The motion picture visual effects industry is also, in a way, a victim of its own success. The jobs are glamour jobs and have been for a long time. There's no shortage of people wanting to do that kind of work. Most graphics people would love to brag on their resume about having worked on a major motion picture doing the visual effects work. With so many prospective employees the pay scales fall through the floor even if many of the candidates have great stuff on their "reels".

The employment situation reminds me a bit of the TV broadcast industry. If you want to break into TV production you'll often have to do it at a small market station working long hours for starvation wages. Thousands of people graduate with degrees in broadcasting every year in the United States. The number of job openings at TV stations and production companies is very limited. If you can get a job the game is sticking it out improving your work and moving up to better jobs in bigger cities. Not many people have the stomach to do that.

I don't think the Visual Effects Society is going to have much luck creating anything resembling a union. If anything I expect the situation to get worse. I expect a greater amount of production work to get exported overseas to be done more cheaply.

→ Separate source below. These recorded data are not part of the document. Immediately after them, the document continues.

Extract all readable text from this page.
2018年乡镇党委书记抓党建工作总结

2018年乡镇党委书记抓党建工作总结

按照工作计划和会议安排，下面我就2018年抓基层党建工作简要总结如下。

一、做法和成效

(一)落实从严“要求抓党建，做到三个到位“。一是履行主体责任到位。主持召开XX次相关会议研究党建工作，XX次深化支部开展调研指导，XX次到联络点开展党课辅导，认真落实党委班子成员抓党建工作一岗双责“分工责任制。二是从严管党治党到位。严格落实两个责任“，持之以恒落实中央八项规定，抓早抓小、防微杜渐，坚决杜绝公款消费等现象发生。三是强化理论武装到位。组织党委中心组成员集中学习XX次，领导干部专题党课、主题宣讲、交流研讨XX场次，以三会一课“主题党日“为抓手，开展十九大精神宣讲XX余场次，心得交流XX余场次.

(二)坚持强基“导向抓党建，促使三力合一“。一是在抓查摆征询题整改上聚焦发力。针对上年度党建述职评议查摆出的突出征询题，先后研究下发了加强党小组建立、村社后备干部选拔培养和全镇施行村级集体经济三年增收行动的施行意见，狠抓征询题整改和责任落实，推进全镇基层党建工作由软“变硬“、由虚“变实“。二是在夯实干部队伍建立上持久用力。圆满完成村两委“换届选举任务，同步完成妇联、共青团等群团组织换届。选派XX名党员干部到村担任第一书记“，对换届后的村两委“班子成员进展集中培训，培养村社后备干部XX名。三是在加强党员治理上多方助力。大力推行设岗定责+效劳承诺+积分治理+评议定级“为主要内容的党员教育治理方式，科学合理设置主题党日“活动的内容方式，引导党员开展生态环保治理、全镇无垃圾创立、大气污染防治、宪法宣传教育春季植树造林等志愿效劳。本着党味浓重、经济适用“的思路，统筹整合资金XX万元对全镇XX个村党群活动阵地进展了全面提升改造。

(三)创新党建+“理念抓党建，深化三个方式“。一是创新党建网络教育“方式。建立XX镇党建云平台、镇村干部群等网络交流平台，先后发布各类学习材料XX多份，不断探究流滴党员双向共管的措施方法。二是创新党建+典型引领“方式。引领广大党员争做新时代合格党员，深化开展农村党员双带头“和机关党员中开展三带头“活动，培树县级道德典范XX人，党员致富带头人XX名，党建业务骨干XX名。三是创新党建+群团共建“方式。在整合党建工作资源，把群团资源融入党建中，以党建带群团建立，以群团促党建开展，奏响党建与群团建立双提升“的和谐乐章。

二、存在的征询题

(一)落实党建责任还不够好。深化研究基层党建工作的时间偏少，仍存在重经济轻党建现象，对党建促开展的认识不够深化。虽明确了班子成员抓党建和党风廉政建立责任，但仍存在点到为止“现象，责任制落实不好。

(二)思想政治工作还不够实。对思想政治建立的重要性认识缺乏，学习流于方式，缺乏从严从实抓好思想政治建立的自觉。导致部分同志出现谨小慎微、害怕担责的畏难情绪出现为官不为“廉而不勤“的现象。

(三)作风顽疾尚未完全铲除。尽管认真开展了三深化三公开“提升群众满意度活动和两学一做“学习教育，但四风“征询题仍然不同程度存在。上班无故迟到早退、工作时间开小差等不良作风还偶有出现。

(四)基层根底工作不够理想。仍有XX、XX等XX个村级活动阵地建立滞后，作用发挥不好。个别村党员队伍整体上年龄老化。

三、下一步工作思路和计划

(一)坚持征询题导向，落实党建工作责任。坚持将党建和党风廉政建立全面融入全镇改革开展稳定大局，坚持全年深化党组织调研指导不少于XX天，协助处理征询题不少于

The Graphic Artists Guild hasn't had much success lately organizing illustrators and graphic artists. I think the work field has been very deprofessionalized. The folks paying for the work don't care very much about how it looks. So who needs to pay extra for people with formal training? It good enough to hire some guy who can launch Adobe InDesign, arrage a few items on the page very quickly and hit "print."

The only leverage I think the visual effects artists have is jumping ship to other competing niche fields -like the video game industry. I think the gaming industry is already poaching some of the top talent away from movie related companies. Game development isn't confined to high cost of living places like Los Angeles and the San Francisco Bay area. Gaming designers may have more in the way of artistic freedom.